In whatever form and whenever completed, a new immigration-reform bill hopefully will reflect more enlightened self interest and pragmatism than pure politics. But even in the polarized pit that is Washington, the odds at least favor a better outcome than the last time this subject was in the cross hairs. That was in 1986, when the Immigration Reform and Control Act proved an exercise in bad policy (amnesty) and awful enforcement (of sanctions against businesses that knowingly hired the undocumented). Some context:
*No nation worth its sovereign salt can have a sieve for a border — even a country with a track record of taking in “huddled masses.” Nobody has an absolute “right” to your house.
*Nothing wrong with bigger, better border barriers – as long as you’re not fencing your own people in. How it looks from the other side is another matter. In the case of Mexico, which is ironically notorious for its own treatment of illegals from Central America, the perspective continues to be one that excuses chronic corruption, economic malfeasance and generic mismanagement of a country hardly resource-challenged. Stateside remittances are Mexico’s second biggest source of revenue after oil and a disincentive to get serious about deterring illegal immigration. This problem didn’t start with NAFTA.
*Ask anyone with inside insight on security, and they’ll tell you that seaport-container scenarios notwithstanding, a “dirty bomb” coming across the Mexican border amid a stream of economic immigrants is among the more viable terrorist possibilities.
*In the abstract, the U.S. economy – notably agriculture, construction and hospitality — would ultimately adjust without 11 million illegals. But it wouldn’t be painless. In the real world, with real logistics and unforgiving politics, however, it wouldn’t even be possible.
*Let’s hear it for some self-restraint on everybody’s part on agenda-driven, counterproductive buzzwords such as “amnesty” and “reward for breaking the law.” It would be neither a freebie nor a reward if there really is a significant commitment to be exacted to convert to legal status – whatever the details. In addition, the words “felons” and “criminals” only add heat – not light – to the debate.
*And to reiterate, some means of legitimizing illegals is necessary. A permanent underground population is the unacceptable alternative.
*A national I.D. card. If not now – post 9/11 immigration imbroglio – when?
*Good PR move for demonstrators to finally put away flags other than American. Not a good idea to say, in effect, “I have a right to stay where I entered illegally because I need the work, but I don’t need or want to be an American or even speak your language.”
*If the Statue of Liberty is to remain relevant, assimilation has to be more than a quaint historical footnote harkening back to the Ellis Island epoch. “Mexifornia” remains an ominous omen.

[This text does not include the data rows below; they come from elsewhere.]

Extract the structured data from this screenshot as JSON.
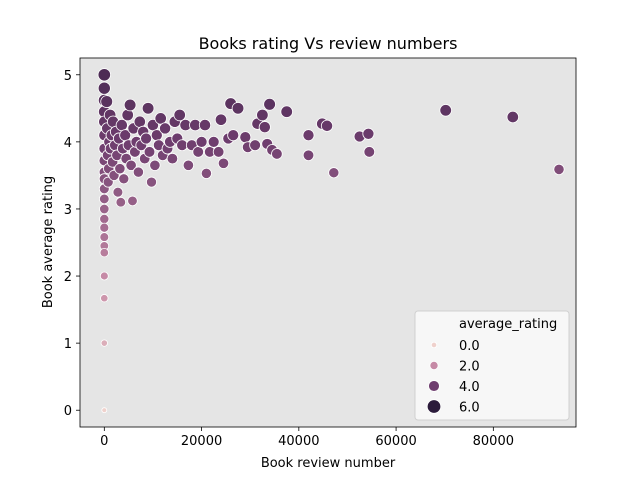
{
  "chart_data": {
    "type": "scatter",
    "title": "Books rating Vs review numbers",
    "xlabel": "Book review number",
    "ylabel": "Book average rating",
    "xlim": [
      -5000,
      97000
    ],
    "ylim": [
      -0.25,
      5.25
    ],
    "xticks": [
      0,
      20000,
      40000,
      60000,
      80000
    ],
    "xtick_labels": [
      "0",
      "20000",
      "40000",
      "60000",
      "80000"
    ],
    "yticks": [
      0,
      1,
      2,
      3,
      4,
      5
    ],
    "ytick_labels": [
      "0",
      "1",
      "2",
      "3",
      "4",
      "5"
    ],
    "grid": false,
    "plot_background": "#e5e5e5",
    "hue": "average_rating",
    "legend": {
      "title": "average_rating",
      "position": "lower-right",
      "entries": [
        {
          "label": "0.0",
          "value": 0.0
        },
        {
          "label": "2.0",
          "value": 2.0
        },
        {
          "label": "4.0",
          "value": 4.0
        },
        {
          "label": "6.0",
          "value": 6.0
        }
      ]
    },
    "colors": {
      "low": "#efd1cc",
      "mid_low": "#c68aa6",
      "mid_high": "#6e3d6e",
      "high": "#2b1b3b"
    },
    "points": [
      {
        "x": 0,
        "y": 5.0
      },
      {
        "x": 0,
        "y": 4.8
      },
      {
        "x": 0,
        "y": 4.62
      },
      {
        "x": 0,
        "y": 4.45
      },
      {
        "x": 0,
        "y": 4.3
      },
      {
        "x": 0,
        "y": 4.1
      },
      {
        "x": 0,
        "y": 3.9
      },
      {
        "x": 0,
        "y": 3.72
      },
      {
        "x": 0,
        "y": 3.55
      },
      {
        "x": 0,
        "y": 3.45
      },
      {
        "x": 0,
        "y": 3.3
      },
      {
        "x": 0,
        "y": 3.15
      },
      {
        "x": 0,
        "y": 3.0
      },
      {
        "x": 0,
        "y": 2.85
      },
      {
        "x": 0,
        "y": 2.72
      },
      {
        "x": 0,
        "y": 2.58
      },
      {
        "x": 0,
        "y": 2.45
      },
      {
        "x": 0,
        "y": 2.35
      },
      {
        "x": 0,
        "y": 2.0
      },
      {
        "x": 0,
        "y": 1.67
      },
      {
        "x": 0,
        "y": 1.0
      },
      {
        "x": 0,
        "y": 0.0
      },
      {
        "x": 500,
        "y": 4.6
      },
      {
        "x": 600,
        "y": 4.2
      },
      {
        "x": 700,
        "y": 3.8
      },
      {
        "x": 800,
        "y": 3.4
      },
      {
        "x": 900,
        "y": 3.6
      },
      {
        "x": 1000,
        "y": 4.0
      },
      {
        "x": 1200,
        "y": 4.4
      },
      {
        "x": 1300,
        "y": 3.9
      },
      {
        "x": 1500,
        "y": 4.1
      },
      {
        "x": 1700,
        "y": 3.7
      },
      {
        "x": 1800,
        "y": 4.3
      },
      {
        "x": 2000,
        "y": 3.5
      },
      {
        "x": 2200,
        "y": 3.95
      },
      {
        "x": 2400,
        "y": 4.15
      },
      {
        "x": 2600,
        "y": 3.8
      },
      {
        "x": 2800,
        "y": 3.25
      },
      {
        "x": 3000,
        "y": 4.05
      },
      {
        "x": 3200,
        "y": 3.6
      },
      {
        "x": 3400,
        "y": 3.1
      },
      {
        "x": 3600,
        "y": 4.25
      },
      {
        "x": 3800,
        "y": 3.9
      },
      {
        "x": 4000,
        "y": 3.45
      },
      {
        "x": 4300,
        "y": 4.1
      },
      {
        "x": 4500,
        "y": 3.75
      },
      {
        "x": 4800,
        "y": 4.4
      },
      {
        "x": 5000,
        "y": 3.95
      },
      {
        "x": 5300,
        "y": 4.55
      },
      {
        "x": 5500,
        "y": 3.65
      },
      {
        "x": 5800,
        "y": 3.12
      },
      {
        "x": 6000,
        "y": 4.2
      },
      {
        "x": 6300,
        "y": 3.85
      },
      {
        "x": 6600,
        "y": 4.0
      },
      {
        "x": 7000,
        "y": 3.55
      },
      {
        "x": 7300,
        "y": 4.3
      },
      {
        "x": 7600,
        "y": 3.95
      },
      {
        "x": 8000,
        "y": 4.15
      },
      {
        "x": 8300,
        "y": 3.75
      },
      {
        "x": 8600,
        "y": 4.05
      },
      {
        "x": 9000,
        "y": 4.5
      },
      {
        "x": 9300,
        "y": 3.85
      },
      {
        "x": 9700,
        "y": 3.4
      },
      {
        "x": 10000,
        "y": 4.25
      },
      {
        "x": 10400,
        "y": 3.65
      },
      {
        "x": 10800,
        "y": 4.1
      },
      {
        "x": 11200,
        "y": 3.95
      },
      {
        "x": 11600,
        "y": 4.35
      },
      {
        "x": 12000,
        "y": 3.8
      },
      {
        "x": 12500,
        "y": 4.2
      },
      {
        "x": 13000,
        "y": 3.9
      },
      {
        "x": 13500,
        "y": 4.0
      },
      {
        "x": 14000,
        "y": 3.75
      },
      {
        "x": 14500,
        "y": 4.3
      },
      {
        "x": 15000,
        "y": 4.05
      },
      {
        "x": 15500,
        "y": 4.4
      },
      {
        "x": 16000,
        "y": 3.95
      },
      {
        "x": 16700,
        "y": 4.25
      },
      {
        "x": 17300,
        "y": 3.65
      },
      {
        "x": 18000,
        "y": 3.95
      },
      {
        "x": 18700,
        "y": 4.25
      },
      {
        "x": 19300,
        "y": 3.85
      },
      {
        "x": 20000,
        "y": 4.0
      },
      {
        "x": 20700,
        "y": 4.25
      },
      {
        "x": 21000,
        "y": 3.53
      },
      {
        "x": 21700,
        "y": 3.85
      },
      {
        "x": 22500,
        "y": 4.0
      },
      {
        "x": 23500,
        "y": 3.85
      },
      {
        "x": 24000,
        "y": 4.33
      },
      {
        "x": 24500,
        "y": 3.68
      },
      {
        "x": 25500,
        "y": 4.05
      },
      {
        "x": 26000,
        "y": 4.57
      },
      {
        "x": 26500,
        "y": 4.1
      },
      {
        "x": 27500,
        "y": 4.5
      },
      {
        "x": 29000,
        "y": 4.07
      },
      {
        "x": 29500,
        "y": 3.92
      },
      {
        "x": 31000,
        "y": 3.95
      },
      {
        "x": 31500,
        "y": 4.27
      },
      {
        "x": 32500,
        "y": 4.4
      },
      {
        "x": 33000,
        "y": 4.22
      },
      {
        "x": 33500,
        "y": 3.97
      },
      {
        "x": 34000,
        "y": 4.56
      },
      {
        "x": 34500,
        "y": 3.88
      },
      {
        "x": 35500,
        "y": 3.82
      },
      {
        "x": 37500,
        "y": 4.45
      },
      {
        "x": 42000,
        "y": 4.1
      },
      {
        "x": 42000,
        "y": 3.8
      },
      {
        "x": 44800,
        "y": 4.27
      },
      {
        "x": 45800,
        "y": 4.24
      },
      {
        "x": 47200,
        "y": 3.54
      },
      {
        "x": 52500,
        "y": 4.08
      },
      {
        "x": 54300,
        "y": 4.12
      },
      {
        "x": 54500,
        "y": 3.85
      },
      {
        "x": 70200,
        "y": 4.47
      },
      {
        "x": 84000,
        "y": 4.37
      },
      {
        "x": 93500,
        "y": 3.59
      }
    ]
  }
}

*And one more thing. Trying to convince the children of immigrants not to leave their school campus for a banner-waving rally proved an understandably touchy issue. The principals involved – at Durant and Plant City High Schools — did the right thing by making good on consequences. Ultimately, “civil disobedience” for a cause doesn’t trump the safety of kids who should be in classrooms instead of lining busy state roads.
And all those administrators who have long countenanced the loopy “Senior Skip Day” precedent only made it more difficult.